Johann Heinrich Hochhuth (Йоганн Гайнріх Гохгут; 1811 – June 17, 1872) was a German-born botanist and naturalist who worked in Kiev. He made extensive collections of insects while also working on the development of the Kyiv botanical gardens at St. Volodymyr University. He described numerous species of beetles in journals and wrote articles on economics while also teaching German at the Second Kyiv Gymnasium.

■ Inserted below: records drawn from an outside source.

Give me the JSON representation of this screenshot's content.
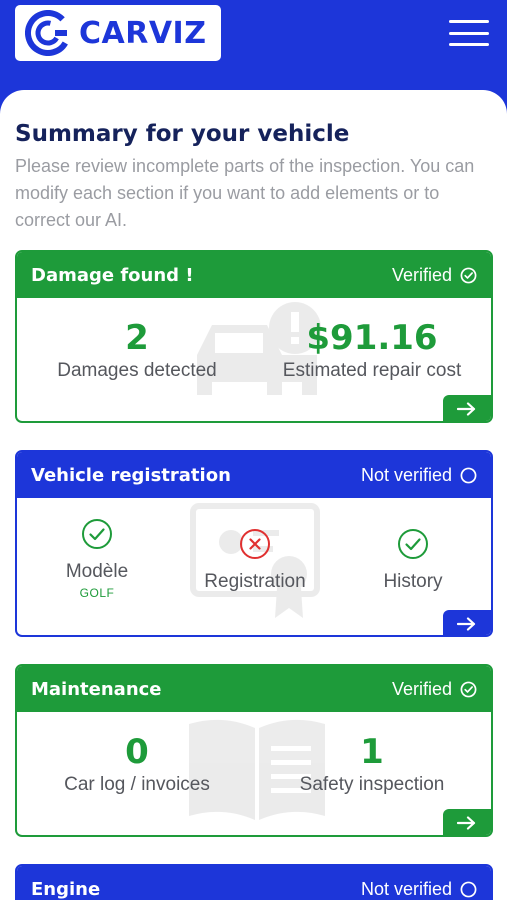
{
  "app": {
    "logo_text": "CARVIZ"
  },
  "header": {
    "title": "Summary for your vehicle",
    "subtitle": "Please review incomplete parts of the inspection. You can modify each section if you want to add elements or to correct our AI."
  },
  "colors": {
    "brand_blue": "#1d36d9",
    "verified_green": "#1e9b3a",
    "error_red": "#e03030"
  },
  "cards": [
    {
      "title": "Damage found !",
      "status": "Verified",
      "status_icon": "check-circle-icon",
      "stats": [
        {
          "value": "2",
          "label": "Damages detected"
        },
        {
          "value": "$91.16",
          "label": "Estimated repair cost"
        }
      ]
    },
    {
      "title": "Vehicle registration",
      "status": "Not verified",
      "status_icon": "empty-circle-icon",
      "items": [
        {
          "label": "Modèle",
          "sub": "GOLF",
          "state": "ok"
        },
        {
          "label": "Registration",
          "sub": "",
          "state": "error"
        },
        {
          "label": "History",
          "sub": "",
          "state": "ok"
        }
      ]
    },
    {
      "title": "Maintenance",
      "status": "Verified",
      "status_icon": "check-circle-icon",
      "stats": [
        {
          "value": "0",
          "label": "Car log / invoices"
        },
        {
          "value": "1",
          "label": "Safety inspection"
        }
      ]
    },
    {
      "title": "Engine",
      "status": "Not verified",
      "status_icon": "empty-circle-icon"
    }
  ]
}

Hochhuth was born in Kassel on the Fulda (Hesse) and after graduating from the local high school he went to Vienna, first at the faculty of medicine and then to biology at the University of Dorpat due to a dislike for anatomy. In 1834 he went to work at Kremenets under the director Wilibald Besser. In 1836 he took up a temporary position as gardener at Kyiv and also worked as a taxidermist. He moved permanently to Kyiv in 1839 and began to work with Rudolf Trautfetter on the botanical garden. He collected insects (his collection holds 17285 specimens representing about 3031 species) and also produced taxidermy bird mounts of nearly 132 specimens. He published on the insect fauna of the region, describing nearly 60 species of weevils and three species - Otiorhynchus hochhuthi Marseul, 1872, Melanobaris hochhuthi Faust, 1882, and Phyllobius hochhuthi Faust, 1883 are named after him. He collaborated with Maximilien de Chaudoir on the faunistics of the Caucasus and Transcaucasia.